Rosângela Gonçalves de Paola, tem 50 anos, é casada com Gilson, tem dois filhos, a Rachel e o Guilherme, e dois netos, a Catherine e o Pedro Lucca. Por ser descendente de italianos, o gosto pela culinária estava no sangue e aflorou quando ainda era criança. Segundo ela, as famílias italianas aproveitam o momento de cozinhar para se aproximar uns dos outros( fato que a professora comenta não ver mais nos dias de hoje). Rosangela é formada em nutricionismo pela Santa Úrsula e se especializou em Serviços e restaurantes e Nutrição química. Mas o mais curioso é que a professora quis ser advogada, depois aeromoça, e como trabalhou numa clínica de estética, acabou por fazer nutrição, pensando em manter as pessoas com o corpo em forma.

O convite para lecionar na Estácio de Sá, veio em 2001, ano em que o curso foi introduzido no campus Tom Jobim, dessa forma ela foi um dos professores fundadores do curso. Ela ensina a parte prática, enquanto o professor Jonathan Laurioli (formado em Hotelaria na Itália), a parte teórica e cultural.  A professora afirma que os alunos gostam muito da culinária italiana, pois é uma comida que já está inserida no prato brasileiro; e além disso é uma das primeiras cozinhas que os alunos se deparam no curso.
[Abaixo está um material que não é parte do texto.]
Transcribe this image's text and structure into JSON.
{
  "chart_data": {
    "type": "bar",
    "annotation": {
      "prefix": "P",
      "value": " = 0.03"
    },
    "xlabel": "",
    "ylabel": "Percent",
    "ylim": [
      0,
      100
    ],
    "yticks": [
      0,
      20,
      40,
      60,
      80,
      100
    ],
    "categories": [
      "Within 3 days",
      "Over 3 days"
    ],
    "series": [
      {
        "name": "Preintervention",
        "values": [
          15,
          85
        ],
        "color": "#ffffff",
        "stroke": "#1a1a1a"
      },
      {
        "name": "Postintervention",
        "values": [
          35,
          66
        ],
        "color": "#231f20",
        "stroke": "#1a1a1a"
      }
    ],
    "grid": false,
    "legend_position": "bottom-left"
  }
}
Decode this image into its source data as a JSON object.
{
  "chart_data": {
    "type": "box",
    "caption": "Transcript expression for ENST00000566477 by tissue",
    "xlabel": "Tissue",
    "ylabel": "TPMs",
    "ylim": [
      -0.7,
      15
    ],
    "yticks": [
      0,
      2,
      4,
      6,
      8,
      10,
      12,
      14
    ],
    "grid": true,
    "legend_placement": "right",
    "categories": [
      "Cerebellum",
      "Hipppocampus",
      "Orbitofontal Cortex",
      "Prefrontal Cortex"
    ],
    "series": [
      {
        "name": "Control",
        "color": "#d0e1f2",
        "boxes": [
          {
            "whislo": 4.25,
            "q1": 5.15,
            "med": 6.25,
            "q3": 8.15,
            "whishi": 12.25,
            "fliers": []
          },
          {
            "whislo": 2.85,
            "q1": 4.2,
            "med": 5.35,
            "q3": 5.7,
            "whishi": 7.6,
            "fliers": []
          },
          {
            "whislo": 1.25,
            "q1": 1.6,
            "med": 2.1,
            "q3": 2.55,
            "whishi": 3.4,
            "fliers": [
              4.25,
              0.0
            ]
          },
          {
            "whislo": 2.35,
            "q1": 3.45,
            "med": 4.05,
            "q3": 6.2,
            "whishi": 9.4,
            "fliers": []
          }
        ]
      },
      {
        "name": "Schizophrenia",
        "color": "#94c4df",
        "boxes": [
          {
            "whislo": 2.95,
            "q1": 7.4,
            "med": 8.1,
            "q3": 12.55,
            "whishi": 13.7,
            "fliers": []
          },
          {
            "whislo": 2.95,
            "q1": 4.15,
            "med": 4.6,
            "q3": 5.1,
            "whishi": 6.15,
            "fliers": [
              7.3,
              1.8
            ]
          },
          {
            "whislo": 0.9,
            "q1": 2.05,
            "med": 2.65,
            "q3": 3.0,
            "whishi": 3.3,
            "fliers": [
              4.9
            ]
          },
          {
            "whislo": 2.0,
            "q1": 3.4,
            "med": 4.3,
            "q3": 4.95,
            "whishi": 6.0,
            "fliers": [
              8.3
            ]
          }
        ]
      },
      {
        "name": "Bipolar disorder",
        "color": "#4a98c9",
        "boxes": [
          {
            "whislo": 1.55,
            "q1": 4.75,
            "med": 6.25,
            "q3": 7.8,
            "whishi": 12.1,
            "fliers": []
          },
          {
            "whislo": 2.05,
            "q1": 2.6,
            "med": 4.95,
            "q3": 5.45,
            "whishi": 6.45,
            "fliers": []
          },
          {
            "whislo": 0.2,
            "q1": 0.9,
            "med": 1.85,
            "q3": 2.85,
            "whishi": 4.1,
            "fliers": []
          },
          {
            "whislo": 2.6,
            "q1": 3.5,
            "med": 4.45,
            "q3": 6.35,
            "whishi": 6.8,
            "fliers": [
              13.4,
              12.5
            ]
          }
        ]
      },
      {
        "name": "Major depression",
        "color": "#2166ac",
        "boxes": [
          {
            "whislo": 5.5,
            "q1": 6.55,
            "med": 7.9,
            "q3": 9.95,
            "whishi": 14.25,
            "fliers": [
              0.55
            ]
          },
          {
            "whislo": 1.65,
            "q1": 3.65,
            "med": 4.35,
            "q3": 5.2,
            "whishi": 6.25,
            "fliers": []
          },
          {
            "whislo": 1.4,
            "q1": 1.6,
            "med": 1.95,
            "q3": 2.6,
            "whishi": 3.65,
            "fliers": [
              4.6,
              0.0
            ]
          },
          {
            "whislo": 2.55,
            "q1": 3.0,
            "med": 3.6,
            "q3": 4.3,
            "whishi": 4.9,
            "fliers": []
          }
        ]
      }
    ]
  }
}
A graduação em gastronomia, em sua visão, veio para dar ao aluno um conhecimento técnico e ampliar o campo no mercado, pois esclarece que a cozinha não é bagunça, e para trabalhar com qualidade é preciso conhecimento.
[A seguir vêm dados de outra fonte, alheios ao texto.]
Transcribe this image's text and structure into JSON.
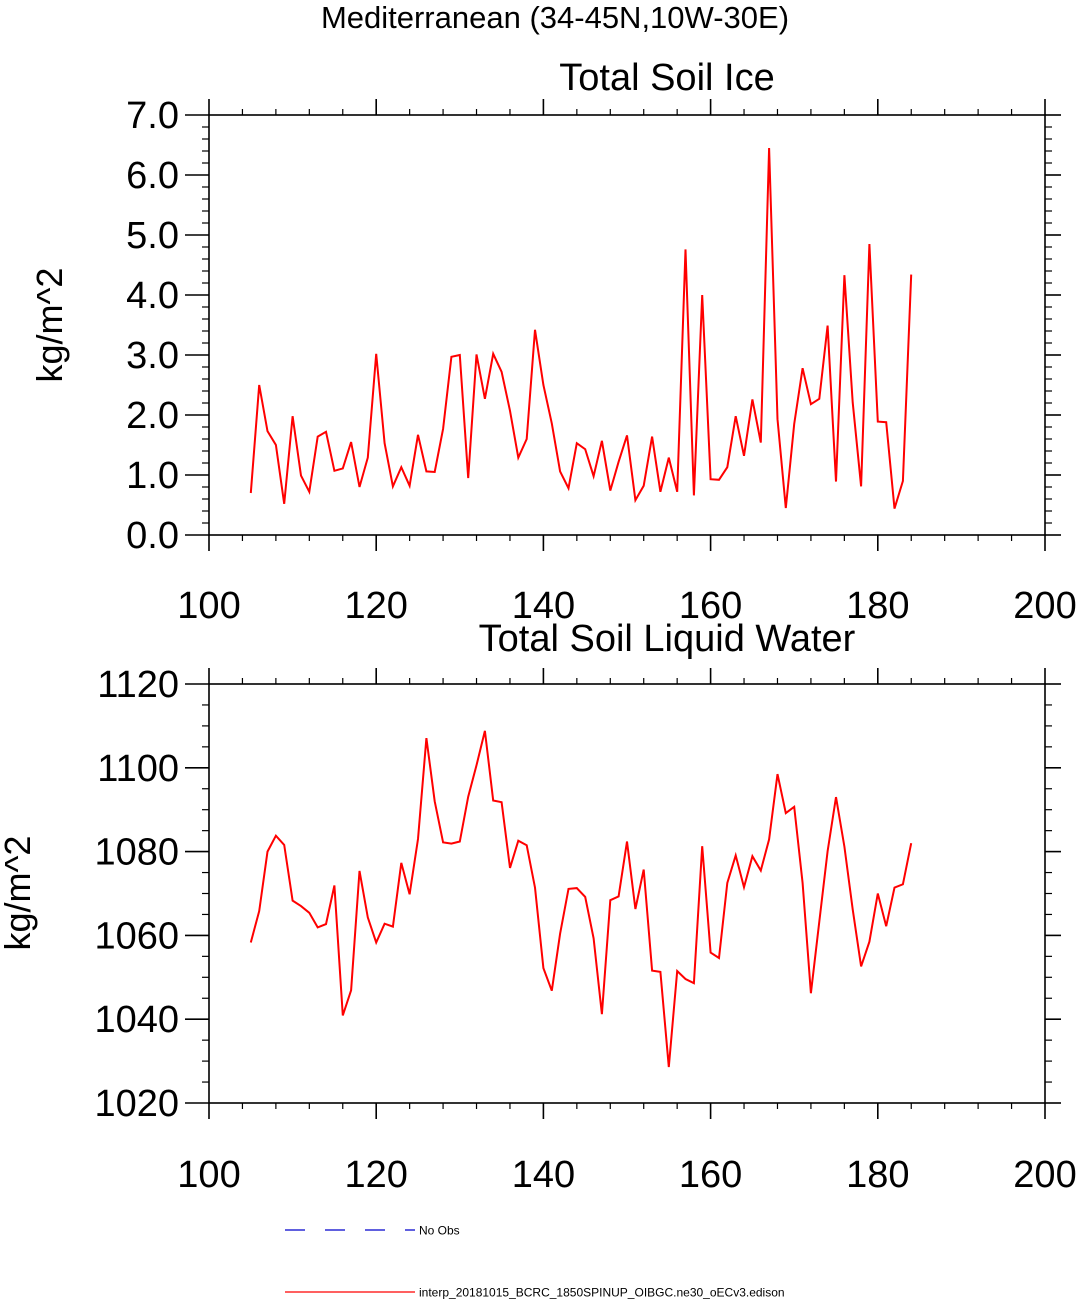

Ela nos contou a variedade que a comida italiana tem: peixes e frutos do mar, verduras e feijão manteiga ou branco e porco. Assim seria o cardápio italiano: entrada > antepasto; primo piato > massas; secondo piato > carne com vegetal com batatas assadas/ verduras grelhadas/ purê/ favas/ feijão refogado, abobrinhas, salvia; salada; sobremesa > frutas frescas com queijo. Este foi um exemplo de cardápio para quem não conhece essa cozinha. Um fator interessante, é que os italianos comem as saladas após a refeição principal; isso porque, segundo a professora, auxilia na digestão dos alimentos.
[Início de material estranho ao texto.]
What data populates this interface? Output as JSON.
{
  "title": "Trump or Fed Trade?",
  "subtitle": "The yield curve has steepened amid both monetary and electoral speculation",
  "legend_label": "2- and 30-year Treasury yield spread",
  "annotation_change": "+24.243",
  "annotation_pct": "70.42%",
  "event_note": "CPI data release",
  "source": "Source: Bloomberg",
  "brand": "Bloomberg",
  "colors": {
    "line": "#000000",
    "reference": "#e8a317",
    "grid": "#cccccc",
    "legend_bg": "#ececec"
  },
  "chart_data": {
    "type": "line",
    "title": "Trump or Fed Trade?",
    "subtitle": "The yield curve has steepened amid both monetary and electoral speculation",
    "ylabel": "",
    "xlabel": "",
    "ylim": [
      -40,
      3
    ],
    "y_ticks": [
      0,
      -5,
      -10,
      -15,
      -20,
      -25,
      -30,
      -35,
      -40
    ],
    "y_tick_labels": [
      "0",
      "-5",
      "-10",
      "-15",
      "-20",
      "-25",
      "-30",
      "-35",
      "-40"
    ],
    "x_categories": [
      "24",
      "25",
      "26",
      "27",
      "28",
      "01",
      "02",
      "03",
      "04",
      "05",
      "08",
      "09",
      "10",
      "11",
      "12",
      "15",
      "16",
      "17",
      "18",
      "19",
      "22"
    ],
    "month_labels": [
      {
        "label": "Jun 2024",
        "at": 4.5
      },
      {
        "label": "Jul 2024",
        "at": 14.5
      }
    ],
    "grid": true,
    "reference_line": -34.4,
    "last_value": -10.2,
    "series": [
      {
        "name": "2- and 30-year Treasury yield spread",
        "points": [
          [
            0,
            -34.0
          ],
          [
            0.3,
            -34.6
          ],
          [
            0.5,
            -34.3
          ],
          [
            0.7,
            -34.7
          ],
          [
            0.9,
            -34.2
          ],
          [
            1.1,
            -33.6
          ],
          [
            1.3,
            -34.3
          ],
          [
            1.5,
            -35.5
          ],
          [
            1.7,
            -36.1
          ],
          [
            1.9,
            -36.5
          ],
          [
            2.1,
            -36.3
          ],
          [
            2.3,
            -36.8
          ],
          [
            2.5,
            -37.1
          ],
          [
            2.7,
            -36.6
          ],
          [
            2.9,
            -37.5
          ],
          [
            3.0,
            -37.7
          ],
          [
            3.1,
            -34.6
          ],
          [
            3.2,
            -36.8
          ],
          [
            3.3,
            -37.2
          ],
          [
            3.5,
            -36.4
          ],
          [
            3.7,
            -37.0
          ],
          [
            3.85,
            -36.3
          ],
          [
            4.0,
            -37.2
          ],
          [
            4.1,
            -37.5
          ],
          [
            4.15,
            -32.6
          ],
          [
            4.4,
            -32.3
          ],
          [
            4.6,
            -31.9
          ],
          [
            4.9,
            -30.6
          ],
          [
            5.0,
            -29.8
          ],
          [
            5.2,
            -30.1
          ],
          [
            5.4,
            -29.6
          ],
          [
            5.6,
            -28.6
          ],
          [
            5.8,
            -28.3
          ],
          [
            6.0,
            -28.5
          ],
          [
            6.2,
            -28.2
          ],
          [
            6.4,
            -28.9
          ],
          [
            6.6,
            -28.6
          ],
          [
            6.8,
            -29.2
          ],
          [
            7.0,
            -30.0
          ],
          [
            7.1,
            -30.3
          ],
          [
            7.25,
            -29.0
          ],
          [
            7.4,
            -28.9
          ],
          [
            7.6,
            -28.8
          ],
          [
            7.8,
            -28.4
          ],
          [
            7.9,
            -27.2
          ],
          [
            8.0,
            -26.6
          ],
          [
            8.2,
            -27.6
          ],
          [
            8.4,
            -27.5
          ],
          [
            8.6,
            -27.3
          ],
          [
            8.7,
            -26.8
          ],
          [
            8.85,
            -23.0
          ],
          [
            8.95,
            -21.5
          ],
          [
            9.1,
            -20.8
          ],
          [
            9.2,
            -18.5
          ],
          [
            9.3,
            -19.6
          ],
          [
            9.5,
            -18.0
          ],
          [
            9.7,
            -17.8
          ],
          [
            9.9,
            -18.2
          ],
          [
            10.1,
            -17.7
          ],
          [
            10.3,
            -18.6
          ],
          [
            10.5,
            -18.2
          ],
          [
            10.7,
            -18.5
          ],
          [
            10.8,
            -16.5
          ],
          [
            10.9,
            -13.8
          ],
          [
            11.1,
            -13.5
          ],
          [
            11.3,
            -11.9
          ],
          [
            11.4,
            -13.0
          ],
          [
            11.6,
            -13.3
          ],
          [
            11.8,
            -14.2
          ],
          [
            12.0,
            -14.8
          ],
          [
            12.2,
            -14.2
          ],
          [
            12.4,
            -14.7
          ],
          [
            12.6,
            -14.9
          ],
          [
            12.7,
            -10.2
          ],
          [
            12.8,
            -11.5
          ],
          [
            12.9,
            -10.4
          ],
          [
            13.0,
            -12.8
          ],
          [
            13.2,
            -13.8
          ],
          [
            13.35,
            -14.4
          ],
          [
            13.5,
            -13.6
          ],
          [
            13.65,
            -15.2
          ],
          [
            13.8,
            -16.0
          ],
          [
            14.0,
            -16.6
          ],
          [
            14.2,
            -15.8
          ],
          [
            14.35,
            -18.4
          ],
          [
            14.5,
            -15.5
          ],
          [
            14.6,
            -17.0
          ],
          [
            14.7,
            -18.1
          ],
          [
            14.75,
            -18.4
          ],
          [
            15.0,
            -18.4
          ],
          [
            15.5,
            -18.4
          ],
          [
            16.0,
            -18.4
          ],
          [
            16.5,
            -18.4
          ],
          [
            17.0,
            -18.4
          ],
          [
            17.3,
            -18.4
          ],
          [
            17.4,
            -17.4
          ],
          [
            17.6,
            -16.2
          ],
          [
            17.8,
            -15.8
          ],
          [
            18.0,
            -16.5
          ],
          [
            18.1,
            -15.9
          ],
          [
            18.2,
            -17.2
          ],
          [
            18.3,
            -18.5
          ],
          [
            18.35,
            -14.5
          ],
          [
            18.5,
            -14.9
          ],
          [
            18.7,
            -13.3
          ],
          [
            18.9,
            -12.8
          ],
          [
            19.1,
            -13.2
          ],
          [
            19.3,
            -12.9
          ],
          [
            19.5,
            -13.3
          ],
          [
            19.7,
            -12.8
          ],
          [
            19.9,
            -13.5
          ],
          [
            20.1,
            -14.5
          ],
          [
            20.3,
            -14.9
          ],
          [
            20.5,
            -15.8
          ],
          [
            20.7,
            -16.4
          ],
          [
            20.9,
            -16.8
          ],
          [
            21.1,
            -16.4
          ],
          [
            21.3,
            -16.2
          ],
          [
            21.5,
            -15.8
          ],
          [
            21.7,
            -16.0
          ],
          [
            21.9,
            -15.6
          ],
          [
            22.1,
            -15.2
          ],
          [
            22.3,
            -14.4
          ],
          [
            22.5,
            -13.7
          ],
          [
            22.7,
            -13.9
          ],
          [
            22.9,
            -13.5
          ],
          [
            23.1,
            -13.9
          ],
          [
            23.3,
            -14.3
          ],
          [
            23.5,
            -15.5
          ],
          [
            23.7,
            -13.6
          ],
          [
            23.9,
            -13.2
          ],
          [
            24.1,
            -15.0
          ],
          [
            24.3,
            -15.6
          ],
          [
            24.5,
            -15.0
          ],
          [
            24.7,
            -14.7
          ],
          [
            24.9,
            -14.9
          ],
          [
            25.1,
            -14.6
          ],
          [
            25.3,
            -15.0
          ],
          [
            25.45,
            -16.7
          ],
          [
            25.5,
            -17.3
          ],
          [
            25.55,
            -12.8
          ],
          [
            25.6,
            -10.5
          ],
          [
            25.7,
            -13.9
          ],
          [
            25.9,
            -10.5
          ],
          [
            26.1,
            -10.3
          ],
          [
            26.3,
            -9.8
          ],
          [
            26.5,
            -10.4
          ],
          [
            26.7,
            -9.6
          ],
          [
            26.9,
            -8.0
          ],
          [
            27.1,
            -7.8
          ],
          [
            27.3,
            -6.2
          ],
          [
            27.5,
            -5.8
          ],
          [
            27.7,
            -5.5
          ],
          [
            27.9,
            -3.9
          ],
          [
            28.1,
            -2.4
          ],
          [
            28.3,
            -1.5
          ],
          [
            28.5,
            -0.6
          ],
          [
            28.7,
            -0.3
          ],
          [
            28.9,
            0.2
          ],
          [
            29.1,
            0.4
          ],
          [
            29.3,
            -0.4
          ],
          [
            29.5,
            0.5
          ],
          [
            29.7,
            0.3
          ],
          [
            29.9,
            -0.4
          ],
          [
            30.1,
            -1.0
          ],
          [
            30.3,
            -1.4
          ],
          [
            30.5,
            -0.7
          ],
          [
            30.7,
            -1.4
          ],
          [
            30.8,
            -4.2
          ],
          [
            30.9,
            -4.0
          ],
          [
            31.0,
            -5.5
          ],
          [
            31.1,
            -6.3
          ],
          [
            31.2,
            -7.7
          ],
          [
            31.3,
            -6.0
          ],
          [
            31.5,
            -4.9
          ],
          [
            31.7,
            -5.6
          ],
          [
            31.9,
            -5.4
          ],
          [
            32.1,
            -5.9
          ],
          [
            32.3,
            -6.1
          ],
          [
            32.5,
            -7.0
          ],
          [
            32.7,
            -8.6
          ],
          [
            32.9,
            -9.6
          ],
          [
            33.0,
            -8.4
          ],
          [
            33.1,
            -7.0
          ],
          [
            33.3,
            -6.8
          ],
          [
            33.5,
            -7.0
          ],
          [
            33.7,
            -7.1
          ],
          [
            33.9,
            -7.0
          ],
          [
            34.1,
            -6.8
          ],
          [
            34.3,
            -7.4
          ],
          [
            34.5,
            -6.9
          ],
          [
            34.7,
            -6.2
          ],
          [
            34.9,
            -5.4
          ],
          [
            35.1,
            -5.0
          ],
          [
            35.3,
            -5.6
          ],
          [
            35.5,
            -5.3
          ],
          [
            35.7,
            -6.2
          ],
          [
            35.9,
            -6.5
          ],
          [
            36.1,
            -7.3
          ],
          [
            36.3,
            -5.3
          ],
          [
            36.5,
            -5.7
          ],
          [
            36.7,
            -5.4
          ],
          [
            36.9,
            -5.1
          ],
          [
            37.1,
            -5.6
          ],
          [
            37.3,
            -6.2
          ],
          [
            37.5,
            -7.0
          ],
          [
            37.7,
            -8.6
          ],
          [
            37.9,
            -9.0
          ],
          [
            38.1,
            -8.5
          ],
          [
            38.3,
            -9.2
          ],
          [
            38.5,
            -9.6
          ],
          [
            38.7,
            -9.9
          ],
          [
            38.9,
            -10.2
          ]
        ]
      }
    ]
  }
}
A professora nunca trabalhou em restaurantes e que só aceitaria trabalhar se fosse mais jovem, pois é muita “correria”. Mas já trabalhou no bandejão da UFF e no Hospital Universitário da Santa Úrsula e agora faz parte de uma oficina em Niterói, que ajuda as crianças a se alimentarem bem e perceberem como é gostoso comer verduras e legumes, alimentos que os pais sofrem para introduzirem na alimentação dos pequenos.

Sobre calorias, Rosângela acrescenta que a comida italiana, pelo clima da Itália, acaba não sendo tão calórica; já o clima brasileiro, não pede nossa comida carregada. Mas mesmo assim, ela prefere um bom arroz e feijão com bife: “Nada é melhor que a comida do seu país”, completa Rosângela.